Souvenir Program
*On this date in 1937, The Southern Negro Youth Congress (SNYC) was founded. Established in 1937 at a conference in Richmond, Virginia, the Southern Negro Youth Congress consisted of young leaders participating in the National Negro Congress.
The first gathering of the SNYC consisted of a wide range of individuals. Such individuals as representatives from almost all the HBCUs in the country, Boy Scouts and Girl Scouts, young steel workers, and even members of the YMCA joined together to form the Southern Negro Youth Congress.
The SNYC felt that the major threat to the role of democracy was not communism or socialism. Still, rather fascism was the biggest threat, not only to the Black population but also a major threat to the white population as well. Many members of the Southern Negro Youth Congress felt that it was a great organization because it allowed people to settle into the Southern areas and take action to change it for the better.
The SNYC engaged in many activities during the late 1930s and 1940s such as leading boycotts against discriminatory working environments, registering Black votes, discussing problems with government officials in Washington, D.C., organizing workers into unions, and assisting rural Blacks in legal cases.
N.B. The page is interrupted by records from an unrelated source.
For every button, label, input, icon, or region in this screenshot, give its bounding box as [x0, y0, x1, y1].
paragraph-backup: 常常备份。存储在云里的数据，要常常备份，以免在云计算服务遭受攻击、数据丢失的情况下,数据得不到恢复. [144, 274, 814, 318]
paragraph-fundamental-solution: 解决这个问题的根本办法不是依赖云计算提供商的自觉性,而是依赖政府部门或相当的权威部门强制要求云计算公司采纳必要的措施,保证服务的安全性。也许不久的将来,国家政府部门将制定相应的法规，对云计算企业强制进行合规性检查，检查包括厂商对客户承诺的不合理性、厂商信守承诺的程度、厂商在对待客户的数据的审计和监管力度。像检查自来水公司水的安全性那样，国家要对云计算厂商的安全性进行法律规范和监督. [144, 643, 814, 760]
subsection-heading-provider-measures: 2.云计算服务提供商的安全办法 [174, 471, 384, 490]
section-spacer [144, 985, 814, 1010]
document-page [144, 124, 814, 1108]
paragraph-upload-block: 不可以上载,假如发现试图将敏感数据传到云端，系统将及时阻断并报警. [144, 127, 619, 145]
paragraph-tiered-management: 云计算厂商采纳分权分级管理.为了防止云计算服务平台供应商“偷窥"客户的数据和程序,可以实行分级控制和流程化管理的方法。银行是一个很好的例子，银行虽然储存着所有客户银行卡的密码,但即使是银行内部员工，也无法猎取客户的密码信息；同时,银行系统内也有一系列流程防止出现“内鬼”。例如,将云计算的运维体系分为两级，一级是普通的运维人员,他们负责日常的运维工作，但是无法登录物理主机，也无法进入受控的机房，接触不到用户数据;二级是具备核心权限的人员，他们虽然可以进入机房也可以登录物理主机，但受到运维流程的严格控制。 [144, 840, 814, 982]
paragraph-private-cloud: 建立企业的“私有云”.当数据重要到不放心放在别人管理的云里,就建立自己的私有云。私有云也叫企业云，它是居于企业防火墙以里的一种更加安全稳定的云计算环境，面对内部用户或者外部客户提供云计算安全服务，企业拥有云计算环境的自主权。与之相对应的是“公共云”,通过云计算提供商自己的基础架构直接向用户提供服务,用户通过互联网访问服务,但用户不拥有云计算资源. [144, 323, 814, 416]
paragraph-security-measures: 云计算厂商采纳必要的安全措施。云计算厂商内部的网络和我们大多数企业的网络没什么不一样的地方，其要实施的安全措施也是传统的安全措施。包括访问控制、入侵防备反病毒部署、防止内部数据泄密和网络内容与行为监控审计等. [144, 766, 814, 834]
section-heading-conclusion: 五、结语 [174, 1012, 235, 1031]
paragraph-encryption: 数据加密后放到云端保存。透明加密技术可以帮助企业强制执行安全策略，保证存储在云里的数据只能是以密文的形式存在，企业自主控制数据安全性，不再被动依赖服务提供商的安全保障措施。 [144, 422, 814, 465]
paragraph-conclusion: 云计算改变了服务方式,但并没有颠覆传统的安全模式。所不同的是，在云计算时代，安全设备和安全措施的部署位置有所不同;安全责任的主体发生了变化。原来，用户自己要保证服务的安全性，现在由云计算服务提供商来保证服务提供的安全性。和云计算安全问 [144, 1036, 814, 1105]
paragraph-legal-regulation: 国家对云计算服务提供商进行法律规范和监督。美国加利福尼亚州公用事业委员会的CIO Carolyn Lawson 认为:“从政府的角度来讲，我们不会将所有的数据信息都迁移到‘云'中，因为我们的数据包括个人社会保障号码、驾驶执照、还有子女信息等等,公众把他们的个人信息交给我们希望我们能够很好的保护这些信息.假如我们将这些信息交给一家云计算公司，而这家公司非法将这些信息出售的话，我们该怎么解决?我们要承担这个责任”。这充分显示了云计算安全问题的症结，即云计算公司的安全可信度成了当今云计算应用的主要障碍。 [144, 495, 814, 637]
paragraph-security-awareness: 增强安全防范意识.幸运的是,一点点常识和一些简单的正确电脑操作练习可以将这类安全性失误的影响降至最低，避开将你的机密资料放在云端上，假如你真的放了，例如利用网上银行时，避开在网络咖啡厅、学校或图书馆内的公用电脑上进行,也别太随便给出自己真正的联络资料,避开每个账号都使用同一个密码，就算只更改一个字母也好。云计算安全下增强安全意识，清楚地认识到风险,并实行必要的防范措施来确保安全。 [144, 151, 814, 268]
The Southern Negro Youth Congress performed such studies as taking items purchased in a Black community and then comparing the prices to those purchased in a white community. This study showed that prices for the same goods were 20-30% higher in the Black communities than in the white communities, which meant that the citizens who were struggling most to survive were paying higher prices for the items that were necessary for them to live.
Prominent members of the SNYC consisted of veteran activists James Jackson, Helen Gray, and Esther Cooper Jackson. and Edward E. Strong and, at one time or another, had the support that included Mary McCleod Bethune, Charlotte Hawkins Brown, Franklin D. Roosevelt, and W. E. B. DuBois. At its prime, the Southern Negro Youth Congress claimed that it represented about 250,000 young Black southerners, but these numbers could not be verified due to insufficient records.
The Southern Negro Youth Congress saw its demise in 1949 partly due to the times that occurred post-World War II. The United States was undergoing what later became known as the Cold War, which led to heightened racial tension and encouraged local and national law enforcement agencies to increase the surveillance of radical and subversive organizations.
According to the United States Attorney General, Tom Clark, the SNYC appeared as a subversive organization. The Southern Negro Youth Congress was based on two fundamental objectives: democratizing the South and providing its resident's equal opportunities. Although the Southern Negro Youth Congress disbanded by 1949, the effects of the SNYC’s efforts were not lost in that it instilled an essence and spirit into the people for the further American Civil Rights Movement that would occur a decade later.